Oh my, if you don’t own British folk singer Vashti Bunyan’s reissued 1970 album “Just Another Diamond Day,” get ready to be playing it all day every day for several weeks. Bunyan was a beautiful, waif-like hippie who was thought to be the “female Bob Dylan,” or the next Marianne Faithful, by British record producers. But then “Diamond Day” didn’t sell, and Bunyan left the folk scene to raise her children on a farm. Until her album’s reissue, the kids didn’t even know she ever sang professionally.
Now, “Diamond Day” is listed among Britain’s 100 best albums of all time. I just learned of it though a piece on folk music on NPR. If you like Celtic fiddle, Nick Drake, Enya, or penny whistles, you’ll flip over this. Warning: the ethereal, innocent beauty of her voice is something some men won’t gravitate toward. Listen to it before buying and you’ll hear her tributes to farm sunsets, horses, children, and the fire’s glow, all of which build to pay cumulative homage to the exquisite energy of ordinary life. My youngest Chattering just gets up and dances every time I put this CD on.
I love the idea that you never know what you may already have, that a woman could live in obscurity for years and then see that her message was heard, even cherished in the public eye. Here’s a snippet of an interview Bunyan gave to Pitchfork Media, where she expounds on this idea.
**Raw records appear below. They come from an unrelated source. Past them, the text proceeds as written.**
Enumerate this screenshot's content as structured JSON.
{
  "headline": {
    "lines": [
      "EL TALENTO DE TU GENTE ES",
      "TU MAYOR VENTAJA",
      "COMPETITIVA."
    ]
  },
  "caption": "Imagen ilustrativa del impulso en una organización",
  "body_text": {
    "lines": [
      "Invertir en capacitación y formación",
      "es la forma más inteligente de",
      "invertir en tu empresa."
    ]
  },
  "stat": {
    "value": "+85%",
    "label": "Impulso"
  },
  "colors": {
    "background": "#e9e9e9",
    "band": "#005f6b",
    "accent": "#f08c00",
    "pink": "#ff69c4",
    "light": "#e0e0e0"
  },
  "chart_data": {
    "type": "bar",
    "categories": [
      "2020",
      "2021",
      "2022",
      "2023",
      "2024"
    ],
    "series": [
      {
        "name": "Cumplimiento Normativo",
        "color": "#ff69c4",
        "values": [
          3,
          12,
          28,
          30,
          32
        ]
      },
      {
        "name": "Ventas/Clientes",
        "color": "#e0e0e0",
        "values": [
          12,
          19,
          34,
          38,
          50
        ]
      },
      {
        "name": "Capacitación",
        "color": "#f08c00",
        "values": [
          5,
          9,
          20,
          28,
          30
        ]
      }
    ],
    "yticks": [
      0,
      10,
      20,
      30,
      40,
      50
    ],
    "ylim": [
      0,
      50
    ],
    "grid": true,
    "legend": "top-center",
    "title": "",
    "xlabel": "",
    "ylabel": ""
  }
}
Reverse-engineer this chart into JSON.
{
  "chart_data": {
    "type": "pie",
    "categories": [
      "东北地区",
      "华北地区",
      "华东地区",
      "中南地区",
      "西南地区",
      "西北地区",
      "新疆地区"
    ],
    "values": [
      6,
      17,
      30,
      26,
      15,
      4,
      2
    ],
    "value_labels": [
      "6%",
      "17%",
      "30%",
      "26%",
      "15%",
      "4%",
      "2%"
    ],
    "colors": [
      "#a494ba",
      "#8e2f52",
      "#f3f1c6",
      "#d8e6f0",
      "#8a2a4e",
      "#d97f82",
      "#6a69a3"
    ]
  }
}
Pitchfork: If you could go back to the time of “Diamond Day” and give your younger self some advice, what would it be?
VB: I would tell me not to give up the minute I first saw and heard Joni Mitchell, to be more sure of myself and not need approval from the outside in order to carry on, to understand that there’s room for different people to do different things, and not to bury music in such a deep place for so long.
Pitchfork: Were you active as a songwriter at all since “Diamond Day?” Do you have any stray songs tucked away somewhere that you’d still like to get recorded?
VB: No–nothing. Not a word or a note. The last song I wrote in 1970 remains unfinished. Diamond Day’s failure–as I saw it–made me unable to pick up my lovely old Martin guitar without waves of sadness overwhelming me and so I’d put it back up on the wall where it gathered dust till I gave it to my oldest son. (He recently gave me another beautiful old Martin when I started writing and recording again.)
Pitchfork: I’m sorry to hear that you considered “Diamond Day” such a failure. Has your opinion of it changed upon its reissue?
VB: My opinion of “Diamond Day” has changed because now I hear and read good things said about it. It’s sappy–but maybe true–that all it takes is a bit of feedback. I thought “Diamond Day” was a failure because no one ever mentioned it, and neither did I. I’ve talked to painter friends recently who all agree how hard it is to believe in yourself when no one else seems to–how hard it is to keep going.
Pitchfork: Do you believe in destiny? What role does faith play in your music?
VB: I suspend belief, always. I cannot believe one thing over another. As far as I can see, the minute you shackle an idea it withers and dies. If in anything, I have faith in something you could call the human spirit–I have faith it will always save itself at the last minute.